How do binary stars survive in star clusters?
Crowded cosmic regions tend to pull stellar pairs apart. So what chance do binary stars have of staying together?
From my first sight of Albireo through a telescope, with its blue and yellow components, I’ve always been fascinated by binary stars. They’ve always seemed
to me too fragile an arrangement to survive.
That instinct isn’t wrong; all but the closest and most tightly bound binaries are vulnerable to being pulled apart by gravitational interactions with passing stars or their surroundings.
We know that binary stars are common – nearly half of solar-type stars are in pairs, with half of those being separated by more than 100 Astronomical Units (where 1 AU is the Earth to Sun distance), and hence vulnerable to disruption.
If these systems are indeed easily disrupted by interactions, we should expect more of them when we look at younger populations, such as those in open clusters.
Read more from Chris Lintott:
A paper by Niall Deacon (Max Planck Institute for Astronomy) and Adam Kraus (University of Texas at Austin) looks at double stars within some well-known open clusters, to see how they are holding up.
The clusters studied in the paper include some of the most famous and familiar in the sky, but the authors use the latest data and techniques.
The team looked through the data from ESA’s Gaia mission in order to identify members of the Pleiades, Beehive and Alpha Persei clusters.
Gaia’s ability to provide information on how stars are moving is critical here. Stars that move together can be identified as cluster members, rather than interlopers that just happen to lie in the same part of the sky.
This technique identifies large numbers of cluster stars; over a thousand for the Pleiades and Beehive, and 815 for Alpha Persei, and the information on how stars move can be even more useful.
Stars in binaries – even wide binaries – should be moving together through space, and the precision of the Gaia measurements is such that such associations stand out from the collective motion of the cluster.
Think about finding groups of friends in a crowd; the crowd may all be moving in the same direction, but you can spot groups by the fact they move together.
In each case, between 2–3% of stars turn out to be in wide binaries, a number that is noticeably lower than for stars which do not lie in such clusters.

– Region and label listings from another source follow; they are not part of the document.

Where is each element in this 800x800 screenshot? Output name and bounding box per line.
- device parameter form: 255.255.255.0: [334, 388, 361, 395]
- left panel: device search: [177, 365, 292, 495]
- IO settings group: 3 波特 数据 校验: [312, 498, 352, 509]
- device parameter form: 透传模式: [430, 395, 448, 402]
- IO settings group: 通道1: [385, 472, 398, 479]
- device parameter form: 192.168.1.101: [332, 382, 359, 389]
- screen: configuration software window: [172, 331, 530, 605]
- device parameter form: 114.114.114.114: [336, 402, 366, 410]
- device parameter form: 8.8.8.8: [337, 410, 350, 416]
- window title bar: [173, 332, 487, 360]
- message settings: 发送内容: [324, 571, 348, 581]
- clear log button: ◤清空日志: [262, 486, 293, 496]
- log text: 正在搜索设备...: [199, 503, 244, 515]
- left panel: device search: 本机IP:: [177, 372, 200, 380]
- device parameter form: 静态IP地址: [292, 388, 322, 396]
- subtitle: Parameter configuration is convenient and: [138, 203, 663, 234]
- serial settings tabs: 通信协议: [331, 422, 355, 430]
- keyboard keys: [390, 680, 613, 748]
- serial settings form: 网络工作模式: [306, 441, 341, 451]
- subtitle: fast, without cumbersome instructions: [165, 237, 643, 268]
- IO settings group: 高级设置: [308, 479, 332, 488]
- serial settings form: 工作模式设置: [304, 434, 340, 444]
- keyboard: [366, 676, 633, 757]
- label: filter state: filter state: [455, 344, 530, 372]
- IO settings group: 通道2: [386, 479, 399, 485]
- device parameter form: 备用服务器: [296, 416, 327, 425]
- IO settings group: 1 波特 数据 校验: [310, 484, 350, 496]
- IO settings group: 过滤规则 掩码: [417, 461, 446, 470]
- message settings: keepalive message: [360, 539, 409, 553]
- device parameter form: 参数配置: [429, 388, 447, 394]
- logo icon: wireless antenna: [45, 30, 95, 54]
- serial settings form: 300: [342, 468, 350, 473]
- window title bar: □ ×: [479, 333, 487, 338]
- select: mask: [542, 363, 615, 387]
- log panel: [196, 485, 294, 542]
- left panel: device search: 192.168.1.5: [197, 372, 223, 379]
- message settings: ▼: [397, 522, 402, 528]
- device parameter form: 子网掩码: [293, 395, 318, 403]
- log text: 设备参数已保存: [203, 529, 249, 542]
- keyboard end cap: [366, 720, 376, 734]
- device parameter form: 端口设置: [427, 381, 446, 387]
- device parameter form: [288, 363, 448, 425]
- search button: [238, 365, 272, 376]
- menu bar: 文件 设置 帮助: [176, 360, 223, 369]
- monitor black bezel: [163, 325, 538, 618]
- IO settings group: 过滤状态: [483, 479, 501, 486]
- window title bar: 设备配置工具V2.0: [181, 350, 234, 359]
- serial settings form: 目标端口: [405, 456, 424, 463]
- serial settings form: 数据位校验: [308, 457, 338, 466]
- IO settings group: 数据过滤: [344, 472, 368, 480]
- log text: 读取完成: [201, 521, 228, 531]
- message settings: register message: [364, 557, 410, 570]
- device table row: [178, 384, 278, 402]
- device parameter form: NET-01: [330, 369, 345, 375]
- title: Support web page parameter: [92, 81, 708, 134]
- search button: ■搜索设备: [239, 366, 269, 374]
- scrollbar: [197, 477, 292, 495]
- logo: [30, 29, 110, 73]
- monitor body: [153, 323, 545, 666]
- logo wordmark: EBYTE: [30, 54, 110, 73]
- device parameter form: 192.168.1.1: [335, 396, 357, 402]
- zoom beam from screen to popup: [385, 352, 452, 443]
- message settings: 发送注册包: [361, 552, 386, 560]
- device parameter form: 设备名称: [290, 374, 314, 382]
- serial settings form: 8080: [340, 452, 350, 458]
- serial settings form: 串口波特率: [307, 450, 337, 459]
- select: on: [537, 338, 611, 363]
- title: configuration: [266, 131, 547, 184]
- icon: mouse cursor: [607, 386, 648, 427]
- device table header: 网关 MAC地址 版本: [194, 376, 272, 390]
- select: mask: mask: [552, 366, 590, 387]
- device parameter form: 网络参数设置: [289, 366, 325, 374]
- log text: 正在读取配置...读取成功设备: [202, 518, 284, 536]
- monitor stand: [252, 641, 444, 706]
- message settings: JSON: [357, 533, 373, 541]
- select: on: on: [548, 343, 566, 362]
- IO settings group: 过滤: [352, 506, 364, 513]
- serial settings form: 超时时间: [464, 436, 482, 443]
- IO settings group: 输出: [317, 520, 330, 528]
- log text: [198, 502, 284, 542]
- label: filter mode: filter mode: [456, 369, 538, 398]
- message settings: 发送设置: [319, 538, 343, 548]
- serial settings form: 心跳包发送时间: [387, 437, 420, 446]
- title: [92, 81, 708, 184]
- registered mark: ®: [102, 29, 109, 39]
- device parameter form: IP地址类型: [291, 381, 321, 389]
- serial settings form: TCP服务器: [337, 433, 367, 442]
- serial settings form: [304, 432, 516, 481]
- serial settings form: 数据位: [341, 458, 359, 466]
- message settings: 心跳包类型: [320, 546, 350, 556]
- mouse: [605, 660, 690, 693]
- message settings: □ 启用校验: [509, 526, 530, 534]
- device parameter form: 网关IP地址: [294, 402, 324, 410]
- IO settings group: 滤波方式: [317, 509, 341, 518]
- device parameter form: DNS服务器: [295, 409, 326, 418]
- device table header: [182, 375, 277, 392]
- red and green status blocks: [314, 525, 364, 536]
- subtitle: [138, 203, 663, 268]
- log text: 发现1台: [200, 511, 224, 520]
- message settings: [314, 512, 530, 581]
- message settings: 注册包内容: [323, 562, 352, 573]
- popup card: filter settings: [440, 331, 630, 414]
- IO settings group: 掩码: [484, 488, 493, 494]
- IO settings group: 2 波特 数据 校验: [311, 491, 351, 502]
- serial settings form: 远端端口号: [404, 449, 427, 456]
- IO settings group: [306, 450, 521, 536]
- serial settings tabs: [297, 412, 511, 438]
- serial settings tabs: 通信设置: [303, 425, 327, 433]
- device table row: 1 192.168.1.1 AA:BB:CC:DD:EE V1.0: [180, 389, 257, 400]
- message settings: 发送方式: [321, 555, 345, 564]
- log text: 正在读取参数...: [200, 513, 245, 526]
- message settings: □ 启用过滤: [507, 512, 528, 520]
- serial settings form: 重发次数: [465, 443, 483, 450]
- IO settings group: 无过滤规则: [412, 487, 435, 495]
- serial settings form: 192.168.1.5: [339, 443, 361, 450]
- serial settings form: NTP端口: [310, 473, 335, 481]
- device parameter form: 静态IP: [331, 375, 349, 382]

This makes sense. Stars formed within the dense environment of a cluster like these are much more likely to suffer a close interaction with a neighbour. Stars jostle within the cluster itself and such encounters seem to have the effect of disrupting binaries.
It’s especially telling that the fraction of binaries is lower in the known clusters than in objects called young moving groups.
These loose agglomerations of stars travel together across the sky and probably represent the result of star formation in lower density environments – where encounters will be less common and thus where binaries can live relatively unmolested lives.
The authors also make a comparison to a group of young stars known as the Pisces-Enceladus stream, which is the same age as the Pleiades.
The difference in their number of binaries seems to confirm that – at least for wide binaries – it’s not how old you are that matters, it’s where you were born.
Chris was reading Wide binaries are rare in open clusters by NR Deacon and AL Kraus.